In April, U.S. District Judge Matthew Kacsmaryk blocked the abortion drug from the market, but the Fifth Circuit limited the temporary injunction and then the U.S. Supreme Court put it on hold.

Lawyers for the Department of Justice claim the abortion drug is very safe, even when taken without medical supervision, and women would be harmed if the court restricts or bans it. Its safety is “amply supported by a record developed over decades of safe and effective use” world-wide, the DOJ told the Fifth Circuit in its most recent filing, according to the Washington Examiner.

But the doctors behind the lawsuit contend that they and their patients are being harmed by the FDA’s reckless approval and expansion of the abortion drug.

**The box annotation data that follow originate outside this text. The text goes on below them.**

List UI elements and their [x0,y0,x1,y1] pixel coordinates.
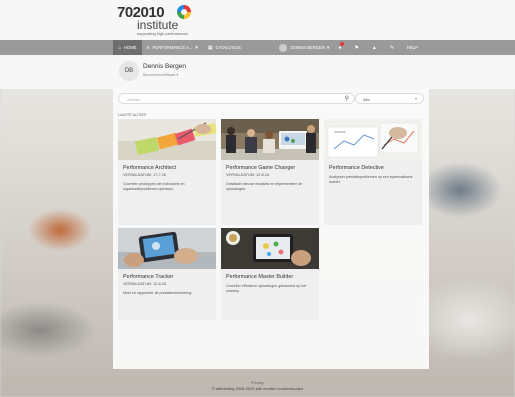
site-header: 702010 institute supporting high perform… [0,0,515,40]
home-icon: ⌂ [118,44,122,51]
search-placeholder: Zoeken [127,97,141,102]
main-navbar: ⌂ HOME ≡ PERFORMANCE A... ▾ ▦ CATALOGUS … [0,40,515,55]
card-title: Performance Tracker [123,274,174,280]
course-card-detective[interactable]: Performance Detective Analyseer prestati… [324,119,422,225]
card-description: Meet en rapporteer de prestatieverbeteri… [123,291,193,295]
nav-catalogus-label: CATALOGUS [215,45,241,50]
section-label: LAATST ACTIEF: [118,113,148,117]
copyright-text: © afbeelding 2008-2015 alle rechten voor… [211,386,304,391]
course-card-tracker[interactable]: Performance Tracker VERVALDATUM: 12-8-16… [118,228,216,320]
catalog-icon: ▦ [207,44,213,51]
card-description: Ontwikkel nieuwe mindsets en implementee… [226,182,303,191]
search-icon[interactable]: ⚲ [345,95,349,102]
logo-tagline: supporting high performance [137,31,188,36]
card-image [118,119,216,160]
profile-bar: DB Dennis Bergen Bezoekerscertificaat ▾ [0,55,515,89]
search-input[interactable]: Zoeken ⚲ [118,93,355,104]
card-title: Performance Master Builder [226,274,294,280]
nav-user-menu[interactable]: DENNIS BERGEN ▾ [275,40,333,55]
card-description: Analyseer prestatieproblemen op een syst… [329,175,413,184]
list-icon: ≡ [146,44,150,51]
nav-help-label: HELP [407,45,418,50]
chevron-down-icon: ▾ [195,44,198,51]
card-date: VERVALDATUM: 12-8-16 [226,173,270,177]
nav-home-label: HOME [124,45,137,50]
card-image [118,228,216,269]
card-title: Performance Game Changer [226,165,296,171]
wrench-icon: ✎ [389,44,395,51]
card-description: Cocreëer effectieve oplossingen gebaseer… [226,284,307,293]
logo-ring-icon [177,5,191,19]
nav-performance[interactable]: ≡ PERFORMANCE A... ▾ [142,40,203,55]
course-card-master-builder[interactable]: Performance Master Builder Cocreëer effe… [221,228,319,320]
user-avatar-icon [279,43,288,52]
notification-badge [340,41,345,46]
nav-help[interactable]: HELP [402,40,423,55]
nav-user-label: DENNIS BERGEN [290,45,325,50]
flag-button[interactable]: ⚑ [349,40,366,55]
card-date: VERVALDATUM: 17-7-16 [123,173,167,177]
main-content: Zoeken ⚲ Alle ▾ LAATST ACTIEF: Performan… [113,89,429,369]
profile-name: Dennis Bergen [143,63,186,70]
card-date: VERVALDATUM: 12-8-16 [123,282,167,286]
bell-icon: ● [338,41,345,51]
alert-button[interactable]: ▲ [367,40,385,55]
logo-word: institute [137,18,179,32]
card-image [324,119,422,160]
nav-performance-label: PERFORMANCE A... [152,45,193,50]
notifications-button[interactable]: ● [333,40,349,55]
filter-select[interactable]: Alle ▾ [355,93,424,104]
filter-value: Alle [363,97,370,102]
alert-icon: ▲ [371,44,377,51]
chevron-down-icon: ▾ [414,96,417,101]
avatar[interactable]: DB [119,61,139,81]
settings-button[interactable]: ✎ [385,40,402,55]
course-card-game-changer[interactable]: Performance Game Changer VERVALDATUM: 12… [221,119,319,225]
card-description: Cocreëer prototypen die individuele en o… [123,182,185,191]
card-image [221,228,319,269]
nav-home[interactable]: ⌂ HOME [113,40,142,55]
privacy-link[interactable]: Privacy [0,380,515,385]
card-title: Performance Architect [123,165,177,171]
nav-catalogus[interactable]: ▦ CATALOGUS [203,40,246,55]
course-card-architect[interactable]: Performance Architect VERVALDATUM: 17-7-… [118,119,216,225]
profile-subtitle[interactable]: Bezoekerscertificaat ▾ [143,73,178,77]
card-title: Performance Detective [329,165,384,171]
flag-icon: ⚑ [354,44,359,51]
chevron-down-icon: ▾ [326,44,330,51]
logo[interactable]: 702010 institute supporting high perform… [117,4,217,38]
card-image [221,119,319,160]
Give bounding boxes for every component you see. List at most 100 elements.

“Across decades, the agency has stripped away every meaningful and necessary safeguard on chemical abortion, demonstrating callous disregard for women’s well-being, unborn life, and statutory limits,” they said in their argument to the U.S. Supreme Court in April.

They said the FDA failed to properly study the safety of mifepristone and, under the Biden administration, ignored federal law when it began allowing the drug to be sold through the mail without direct medical oversight.

They said the FDA and the abortion drug manufacturer Danco have “brazenly flouted the law” for decades, disregarding their own safety data and evading judicial review to push abortion drugs on the American public. Under the Obama administration, the FDA even stopped requiring non-fatal complications to be reported, they continued.

“Without a stay, mifepristone will result in more physical complications, emotional trauma and even death for women,” they told the court.

Mifepristone is used to abort unborn babies up to about 10 weeks of pregnancy – although some abortionists use it later. It works by blocking the hormone progesterone and basically starving the unborn baby to death. Typically, abortion groups also prescribe a second drug, misoprostol, to induce labor and expel the baby’s body.

Studies indicate abortion risks are more common than what abortion activists often claim, with about one in 17 women requiring hospital treatment.

The FDA has linked mifepristone to 28 women’s deaths between 2000 and 2018. At least two more women have died since then, although the number likely is much higher.

A recent study by the Charlotte Lozier Institute found that the rate of abortion-related emergency room visits by women taking the abortion drug increased more than 500 percent between 2002 and 2015.